筆者の場合、毎日のお酒をやめたのはアルコール性肝炎がきっかけでした。体の中にまるで重しを抱いているかのようなダルさを感じて病院を受診したところ、この病名を告げられ、禁酒を宣告されました。それまでの数ヶ月ですっかり飲酒習慣ができていた筆者にとって、禁酒は病気の不快感よりもつらいものでした。しかし、家族や周りの人に、病気で禁酒しなければならないことを宣言しました。いわば監視してもらうことで、何とか飲まずにいられたのです。
悪酔いしないために気を付けること
日本人の37~38%は生まれつきALDH2の活性が低く、お酒に弱いタイプです。しかし、MEOSを増やすためにはさまざまなリスクを伴います。お酒に弱いと感じている人は、決して鍛えようなどと思わないで、悪酔いしない自分なりの飲み方を身につけるようにしましょう。
自分の飲み方を見つける
悪酔いしないためには、自分の限度を超えて飲まないことが何よりも大事です。また、ゆっくりと飲むことも大切なポイントです。一般的なアルコール耐性を持つ人のアルコール処理速度は、体重50kgで1時間あたり5gが目安です。お酒に換算すると、ビール中瓶1/4本、ウイスキーダブル1/4杯となり、いかに普段の飲み方が早いペースであるかわかると思います。
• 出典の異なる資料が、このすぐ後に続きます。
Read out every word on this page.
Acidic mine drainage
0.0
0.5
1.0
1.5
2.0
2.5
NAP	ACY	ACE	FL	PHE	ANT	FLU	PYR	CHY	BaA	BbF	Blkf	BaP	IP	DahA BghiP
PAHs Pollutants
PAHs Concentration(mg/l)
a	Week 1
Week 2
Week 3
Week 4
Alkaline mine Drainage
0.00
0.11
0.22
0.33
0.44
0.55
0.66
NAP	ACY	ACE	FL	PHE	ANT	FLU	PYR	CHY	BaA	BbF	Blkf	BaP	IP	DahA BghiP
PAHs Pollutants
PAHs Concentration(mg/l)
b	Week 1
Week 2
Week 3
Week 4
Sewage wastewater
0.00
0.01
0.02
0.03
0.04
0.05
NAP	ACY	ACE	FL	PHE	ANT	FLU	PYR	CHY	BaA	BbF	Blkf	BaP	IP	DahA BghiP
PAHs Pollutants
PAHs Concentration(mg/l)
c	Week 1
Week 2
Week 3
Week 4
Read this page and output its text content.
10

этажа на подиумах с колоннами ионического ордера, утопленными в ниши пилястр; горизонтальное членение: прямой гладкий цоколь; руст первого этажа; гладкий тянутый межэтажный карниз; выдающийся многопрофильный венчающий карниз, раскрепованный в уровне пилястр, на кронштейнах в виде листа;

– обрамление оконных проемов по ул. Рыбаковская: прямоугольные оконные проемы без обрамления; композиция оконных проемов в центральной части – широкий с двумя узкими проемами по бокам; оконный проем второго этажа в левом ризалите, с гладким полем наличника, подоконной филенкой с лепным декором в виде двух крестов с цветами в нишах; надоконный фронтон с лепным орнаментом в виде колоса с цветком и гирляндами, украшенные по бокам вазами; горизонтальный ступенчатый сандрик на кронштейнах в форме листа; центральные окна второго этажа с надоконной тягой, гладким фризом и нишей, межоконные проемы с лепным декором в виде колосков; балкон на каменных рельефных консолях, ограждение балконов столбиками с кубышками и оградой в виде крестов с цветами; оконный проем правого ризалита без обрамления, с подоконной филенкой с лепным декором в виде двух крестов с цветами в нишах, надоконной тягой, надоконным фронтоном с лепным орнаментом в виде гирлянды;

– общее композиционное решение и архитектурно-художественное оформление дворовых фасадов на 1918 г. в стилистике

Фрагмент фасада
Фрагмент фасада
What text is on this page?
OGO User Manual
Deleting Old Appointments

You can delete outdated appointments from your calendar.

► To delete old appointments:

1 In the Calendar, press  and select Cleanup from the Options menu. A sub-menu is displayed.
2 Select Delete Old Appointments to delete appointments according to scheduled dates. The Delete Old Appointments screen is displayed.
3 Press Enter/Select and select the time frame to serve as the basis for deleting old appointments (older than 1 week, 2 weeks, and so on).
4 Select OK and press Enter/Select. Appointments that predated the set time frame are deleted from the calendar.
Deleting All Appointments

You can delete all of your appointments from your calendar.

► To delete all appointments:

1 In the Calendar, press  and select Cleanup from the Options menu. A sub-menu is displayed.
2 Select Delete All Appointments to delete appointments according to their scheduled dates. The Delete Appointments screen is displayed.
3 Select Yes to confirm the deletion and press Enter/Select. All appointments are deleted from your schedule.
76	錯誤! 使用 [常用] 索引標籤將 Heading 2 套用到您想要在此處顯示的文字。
飲む前に何か食べておくと、アルコールの吸収速度がゆるやかになります。おすすめはチーズです。牛乳などの液体は胃に留まる時間が短いので、あまり効果が期待できません。おつまみは、たんぱく質、ビタミンB1、食物繊維が豊富なものを選びましょう。そして、筆者が最もおすすめしたいのが、水を飲みながら飲むこと。